Paradise Lost – Last Time (from Draconian Times, MFN184, 1995)
Draconian Times was a landmark album for not just Paradise Lost but for UK metal. And for me, The Last Time, Their third album for Music for Nations (and fifth since their debut, Lost Paradise, released in 1990), is the stand out track: that opening riff, the crushing rhythm section, the single ringing note which penetrates the track sporadically throughout. It makes me feel like I’m 15 again.
Anathema – Deep (from Judgement, MFN250, 1999)
In six short years, Anathema had gone from the guttural doom-laden Serenades (1993) to their fifth album, Judgement (1999), an album full of light and shade and surprises. This is the album where the band emerged from their metal chrysalis and became a rock band… but what a rock band. The opening track Deep laid the foundation for what is, in my opinion, Anathema’s best album.
Tool – Eulogy (from Ænima, MFN247, 1998)
These are mere words on a screen. Just play the song.
Cradle of Filth – From the Cradle to Enslaved (from From The Cradle to Enslaved EP, MFN254, 1999)
Cradle of Filth had not put a foot wrong to this point and I could have quite easily chosen any album or track of theirs, but for me From The Cradle to Enslaved was the closest the band got to writing a 'straight' rock/metal song (albeit a six-and-a-half minute one). The riff which comes ripping through a minute and a half into the track is the best they ever wrote. I know the band aren't too keen on this track, but this is my list and not theirs.
Neurosis – The Doorway (from Times of Grace, MFN249, 1999)
The sonic juggernaut that is Neurosis came into their element on Times of Grace. An album so heavy that it’s been compared to the Elephant's Foot at Chernobyl. The Doorway opens with not a “hello and how are you doing?”, but more with a 'FUCK YOU!' and repeated stamps to the throat.

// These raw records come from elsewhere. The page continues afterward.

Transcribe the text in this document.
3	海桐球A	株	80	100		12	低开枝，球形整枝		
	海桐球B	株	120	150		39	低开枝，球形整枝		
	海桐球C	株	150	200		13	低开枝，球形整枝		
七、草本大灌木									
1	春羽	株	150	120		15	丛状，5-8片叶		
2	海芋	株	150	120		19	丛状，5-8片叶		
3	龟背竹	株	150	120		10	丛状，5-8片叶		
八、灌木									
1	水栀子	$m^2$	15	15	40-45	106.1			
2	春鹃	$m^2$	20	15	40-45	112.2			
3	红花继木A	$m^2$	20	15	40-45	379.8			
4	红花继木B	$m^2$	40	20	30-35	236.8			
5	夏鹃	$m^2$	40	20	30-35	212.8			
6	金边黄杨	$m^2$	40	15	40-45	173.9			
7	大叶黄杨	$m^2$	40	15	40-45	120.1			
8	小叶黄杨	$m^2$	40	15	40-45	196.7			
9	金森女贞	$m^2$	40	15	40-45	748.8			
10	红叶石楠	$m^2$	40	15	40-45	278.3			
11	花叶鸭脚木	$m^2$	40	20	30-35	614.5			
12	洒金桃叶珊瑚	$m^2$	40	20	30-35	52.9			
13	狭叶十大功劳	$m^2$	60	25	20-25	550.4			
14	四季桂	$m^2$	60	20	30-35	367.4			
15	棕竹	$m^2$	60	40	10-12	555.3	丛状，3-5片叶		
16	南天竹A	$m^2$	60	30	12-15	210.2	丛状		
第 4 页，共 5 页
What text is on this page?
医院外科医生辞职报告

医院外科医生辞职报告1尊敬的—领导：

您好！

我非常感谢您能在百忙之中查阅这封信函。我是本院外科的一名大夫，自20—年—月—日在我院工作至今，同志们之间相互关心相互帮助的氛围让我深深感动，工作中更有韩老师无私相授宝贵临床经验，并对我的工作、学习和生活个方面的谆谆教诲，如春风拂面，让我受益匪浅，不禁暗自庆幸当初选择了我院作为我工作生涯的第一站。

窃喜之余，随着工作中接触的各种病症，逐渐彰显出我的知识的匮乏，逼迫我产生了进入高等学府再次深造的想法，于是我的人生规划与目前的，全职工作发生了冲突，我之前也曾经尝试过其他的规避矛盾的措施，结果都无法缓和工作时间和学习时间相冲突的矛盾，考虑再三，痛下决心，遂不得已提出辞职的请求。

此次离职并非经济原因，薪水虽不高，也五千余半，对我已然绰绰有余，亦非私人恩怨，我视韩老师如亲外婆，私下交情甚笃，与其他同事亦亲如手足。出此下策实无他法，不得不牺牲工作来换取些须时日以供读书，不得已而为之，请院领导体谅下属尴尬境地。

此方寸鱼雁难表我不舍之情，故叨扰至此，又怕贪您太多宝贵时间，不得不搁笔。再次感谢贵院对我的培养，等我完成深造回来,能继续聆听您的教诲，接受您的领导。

Opeth – The Leaper Affinity (live) (from Lamentations – Live at Shepherds Bush Empire 2016)
Originally released on Opeth’s debut album for Music for Nations (and their fifth since their debut), The Leaper Affinity opens Blackwater Park. But it was whilst recently putting together the Lamentations triple LP that I was floored by the live version. The depths of admiration I have for Opeth has no bounds.
Entombed – Wreackage (from DCLXVI To Ride, Shoot Straight and Speak The Truth, MFN216, 1997)
When death metal meets rock'n'roll. No one should be surprised that Entombed’s drummer wrote the last song on their fourth album. Nicke Andersson went on to form and front the brilliant Hellacopters. The whole album is ferocious, but this track just destroys.
Spiritual Beggars – Homage to the Betrayed (from Mantra III, MFN231, 1998)
The sounds of a herd of galloping mammoths. I defy anyone to listen to this track and not bang their head and punch their fist in the air. Riff upon riff upon riff! I'm not going to lie and say it’s the best song ever written, but I saw them live in London when I was 16 or so and have been in love with it ever since.
Arcturus – Ad Astra (from La Masquerade Infernale, MFN230, 1997)
A criminally underrated album and a personal highlight from the MFN catalogue. Many bands proclaim a song is ‘like a journey’… well, take a listen to this because it goes to the moon and back. Goodness knows what they were taking, but I’m glad they did.
Dispatched – The Final Countdown (from Motherwar, MFN259, 2000)
It’s a death metal version of The Final Countdown. What’s not to love?